First off, boredom is a feeling, as such it is subjective. You may find OP MC's boring, but you cannot say "MCs OP from the start are boring", because everyone has different ideas on what is boring/interesting.
That's the same feeling I have when I enjoy reading the first chapters of a novel but the MC suddenly gets overpowered for no apparent or logical reason.
Can't the lack of reason be interesting in itself? I can totally imagine a great story where the MC is suddenly given god-like powers one morning, and he has no idea why. How will the Mc react? What should he do with these powers? Was he given them for a reason? Where do they come from? Go on a jouney of self discovery and travel the universe in an attempt to find these answers! And if in the end it was just a random fluke, he did nothing to deserve it, that in itself can be a commentary for the worldview that the current power of humanity being the result of an evolution fluke.
Of course I can see that a lot of novels don't do that, and the OP mc is simply going to mindlessly rampage his way through the world, but that is an indictment on the poor quality of these specific novels, not on the concept as a whole.
I'm not saying it's bad for the MC to have some powerful abilities or skills, but it's just boring as f when he got them from the start with no effort. Mainstream JP isekais are masters in this, sending depressive salary men or retarded high schoolers into another world and yet they somehow end up lv999 or they get op sht from a bitch who call herself a goddess. This generic recipe ruins the plot imo.
It would depend what plot. If my plot is that my mc is suddenly burdened with more power than he knows what to do with, and has to deal with the moral implications/consequences of said powers, it won't be an issue. (this is the plot of a lot of superhero movies, where the MC is the only one with powers, completely OP, but being powerful does not mean not having no problems.)
If the plot is the mc winning a competition of pure strength, then giving the mc having overwhelming strength would hurt it.

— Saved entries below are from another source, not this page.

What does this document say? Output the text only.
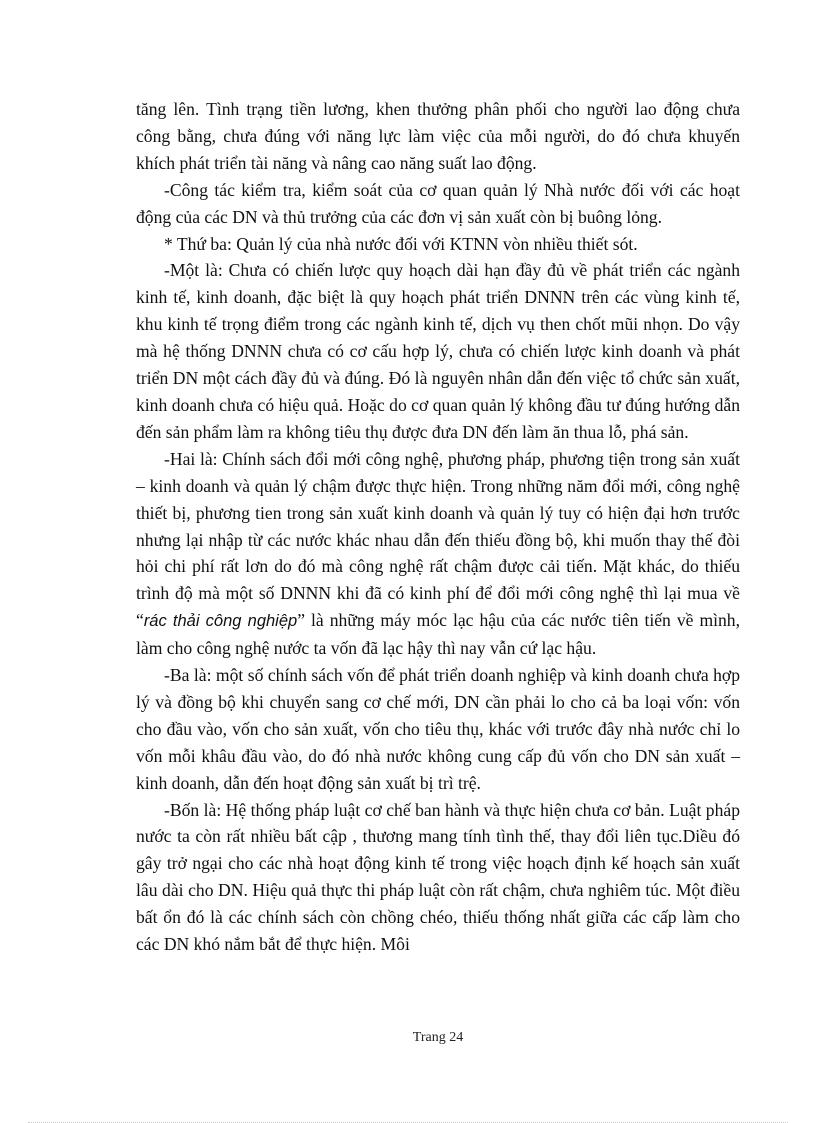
tăng lên. Tình trạng tiền lương, khen thưởng phân phối cho người lao động chưa công bằng, chưa đúng với năng lực làm việc của mỗi người, do đó chưa khuyến khích phát triển tài năng và nâng cao năng suất lao động.

-Công tác kiểm tra, kiểm soát của cơ quan quản lý Nhà nước đối với các hoạt động của các DN và thủ trưởng của các đơn vị sản xuất còn bị buông lỏng.

* Thứ ba: Quản lý của nhà nước đối với KTNN vòn nhiều thiết sót.

-Một là: Chưa có chiến lược quy hoạch dài hạn đầy đủ về phát triển các ngành kinh tế, kinh doanh, đặc biệt là quy hoạch phát triển DNNN trên các vùng kinh tế, khu kinh tế trọng điểm trong các ngành kinh tế, dịch vụ then chốt mũi nhọn. Do vậy mà hệ thống DNNN chưa có cơ cấu hợp lý, chưa có chiến lược kinh doanh và phát triển DN một cách đầy đủ và đúng. Đó là nguyên nhân dẫn đến việc tổ chức sản xuất, kinh doanh chưa có hiệu quả. Hoặc do cơ quan quản lý không đầu tư đúng hướng dẫn đến sản phẩm làm ra không tiêu thụ được đưa DN đến làm ăn thua lỗ, phá sản.

-Hai là: Chính sách đổi mới công nghệ, phương pháp, phương tiện trong sản xuất – kinh doanh và quản lý chậm được thực hiện. Trong những năm đổi mới, công nghệ thiết bị, phương tien trong sản xuất kinh doanh và quản lý tuy có hiện đại hơn trước nhưng lại nhập từ các nước khác nhau dẫn đến thiếu đồng bộ, khi muốn thay thế đòi hỏi chi phí rất lơn do đó mà công nghệ rất chậm được cải tiến. Mặt khác, do thiếu trình độ mà một số DNNN khi đã có kinh phí để đổi mới công nghệ thì lại mua về “rác thải công nghiệp” là những máy móc lạc hậu của các nước tiên tiến về mình, làm cho công nghệ nước ta vốn đã lạc hậy thì nay vẫn cứ lạc hậu.

-Ba là: một số chính sách vốn để phát triển doanh nghiệp và kinh doanh chưa hợp lý và đồng bộ khi chuyển sang cơ chế mới, DN cần phải lo cho cả ba loại vốn: vốn cho đầu vào, vốn cho sản xuất, vốn cho tiêu thụ, khác với trước đây nhà nước chỉ lo vốn mỗi khâu đầu vào, do đó nhà nước không cung cấp đủ vốn cho DN sản xuất – kinh doanh, dẫn đến hoạt động sản xuất bị trì trệ.

-Bốn là: Hệ thống pháp luật cơ chế ban hành và thực hiện chưa cơ bản. Luật pháp nước ta còn rất nhiều bất cập , thương mang tính tình thế, thay đổi liên tục.Diều đó gây trở ngại cho các nhà hoạt động kinh tế trong việc hoạch định kế hoạch sản xuất lâu dài cho DN. Hiệu quả thực thi pháp luật còn rất chậm, chưa nghiêm túc. Một điều bất ổn đó là các chính sách còn chồng chéo, thiếu thống nhất giữa các cấp làm cho các DN khó nắm bắt để thực hiện. Môi

Trang 24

I might not be a big fan of Chinese cultivation novels, but at least their protagonists still have a learning process and they often go from weak to strong even if they have some kind of special powers like a grandpa stuck inside a ring or the soul of the Heavenly Demon Of My Ass. Same for Korean returner/ranker type of novels. I know I'm just venting, but I find the slow-progress type of stories much more interesting tbh. No matter the genre, be it a fantasy, sci-fi, or realistic novel.
So you like progression stories, that's fine. It's personal taste, and you liking some types of stories more than others is perfectly normal. That doesn't mean that the genre you dislike is worse.

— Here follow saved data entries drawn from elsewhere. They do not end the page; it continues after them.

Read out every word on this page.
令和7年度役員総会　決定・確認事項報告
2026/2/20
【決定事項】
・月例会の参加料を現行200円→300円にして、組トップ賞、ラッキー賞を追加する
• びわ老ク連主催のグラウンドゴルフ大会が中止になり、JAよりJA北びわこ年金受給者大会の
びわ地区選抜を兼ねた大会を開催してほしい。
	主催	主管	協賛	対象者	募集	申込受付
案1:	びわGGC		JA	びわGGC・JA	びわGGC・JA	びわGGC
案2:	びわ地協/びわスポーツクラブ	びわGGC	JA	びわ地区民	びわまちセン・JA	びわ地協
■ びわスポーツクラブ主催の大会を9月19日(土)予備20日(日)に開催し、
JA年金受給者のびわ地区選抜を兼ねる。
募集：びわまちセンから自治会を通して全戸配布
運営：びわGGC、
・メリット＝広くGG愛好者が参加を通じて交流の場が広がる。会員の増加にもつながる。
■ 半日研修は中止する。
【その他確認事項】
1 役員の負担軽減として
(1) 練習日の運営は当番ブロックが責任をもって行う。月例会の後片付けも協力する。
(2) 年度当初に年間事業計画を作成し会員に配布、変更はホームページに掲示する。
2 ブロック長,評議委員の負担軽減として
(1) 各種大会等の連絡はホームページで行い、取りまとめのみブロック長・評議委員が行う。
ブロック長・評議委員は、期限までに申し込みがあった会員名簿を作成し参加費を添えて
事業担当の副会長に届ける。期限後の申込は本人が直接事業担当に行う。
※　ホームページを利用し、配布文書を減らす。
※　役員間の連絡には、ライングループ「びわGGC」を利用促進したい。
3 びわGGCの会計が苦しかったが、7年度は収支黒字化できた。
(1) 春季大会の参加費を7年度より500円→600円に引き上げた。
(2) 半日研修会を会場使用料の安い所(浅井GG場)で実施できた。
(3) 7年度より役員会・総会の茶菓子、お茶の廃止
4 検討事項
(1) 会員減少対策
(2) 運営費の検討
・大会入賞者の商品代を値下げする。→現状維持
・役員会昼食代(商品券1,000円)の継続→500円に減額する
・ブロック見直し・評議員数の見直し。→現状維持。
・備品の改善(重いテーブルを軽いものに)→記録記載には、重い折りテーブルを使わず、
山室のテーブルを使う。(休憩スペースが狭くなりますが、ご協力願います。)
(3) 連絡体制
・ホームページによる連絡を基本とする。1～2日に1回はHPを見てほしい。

In my own novel, I definitely crippled my MC during his first fight and I killed the entire human race + most of the few survivors in the first narrative arc. I know I'm not a good example to follow as I basically set up the difficulty at Hell-mode from the start lmao ; but at least it gave my MC a goal to reach, and a reason to move forward.

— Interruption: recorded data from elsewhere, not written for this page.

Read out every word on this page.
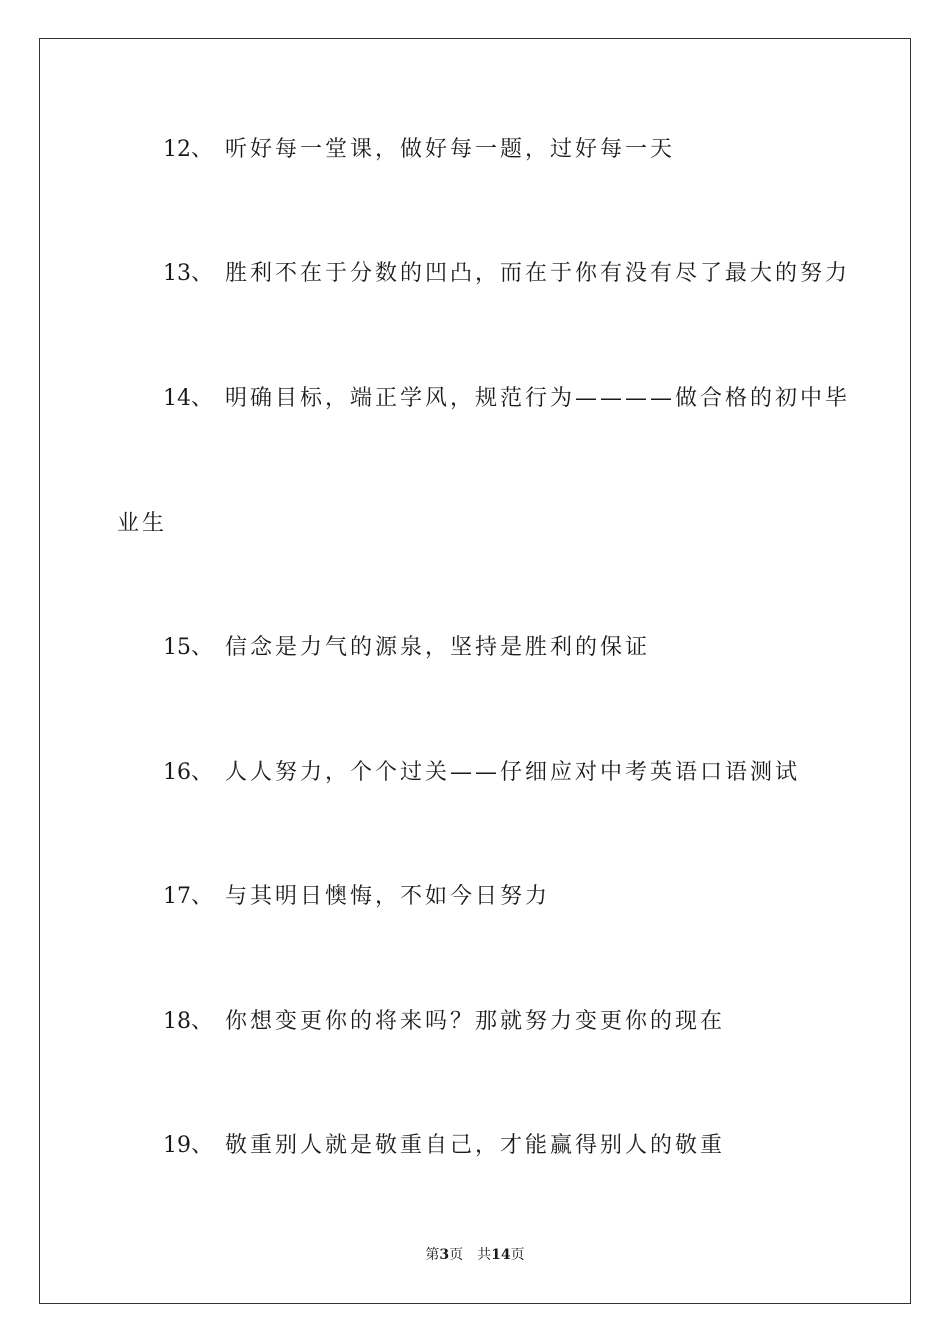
12、 听好每一堂课，做好每一题，过好每一天

13、 胜利不在于分数的凹凸，而在于你有没有尽了最大的努力

14、 明确目标，端正学风，规范行为————做合格的初中毕

业生

15、 信念是力气的源泉，坚持是胜利的保证

16、 人人努力，个个过关——仔细应对中考英语口语测试

17、 与其明日懊悔，不如今日努力

18、 你想变更你的将来吗？那就努力变更你的现在

19、 敬重别人就是敬重自己，才能赢得别人的敬重

第3页 共14页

I generally dislike novels where the MC is weak. I prefer rambo characters that have the strength to do something about what they see in the wrong world, instead of desperately struggling to survive. My opinion doesn't make underdog stories any worse, it's just a matter of personal taste.
To take the previous comparison, it's kinda the same reasoning as why you would want to slowly improve your character through a rewarding process in a game (for an RPG it would be quests, drops, exp, etc.), instead of already starting with a maxed-out character that can os all the mobs with no effort.
But there are plenty of games where you start out maxed out. In games like subnautica, poly bridge, soma, speedrunners or slime rancher, your character never gets stronger. That is not because they are worse than other games, they have simply decided to focus on other aspects of gameplay/story.
IN Titanfall (an FPS game), you don't level up, and are much stronger than the average enemy. You are OP, and they only win by numbers, but the story and gameplay are still top notch.
In planet coasters you can build city-sized roller coasters and send people flying to the moon with a well aimed crash. Minecraft has a creative mode where you can build/destroy anything, and many players love to craft beautiful worlds with it.
You cannot criticize a story for having an OP mc. You can criticize it for resolving all its issues too easily, undermining its stakes or having no tension, but that can happen whether or not the MC is OP.
Sure, most stories with an OP protagonist are badly written, but then again most stories are badly written. There are plenty of good ones out there, like Re:write, Song of Void, One Punch Man or Overlord.
Even then you might find these stories boring, because personal taste is subjective, but that doesn't change the objective quality of these novels.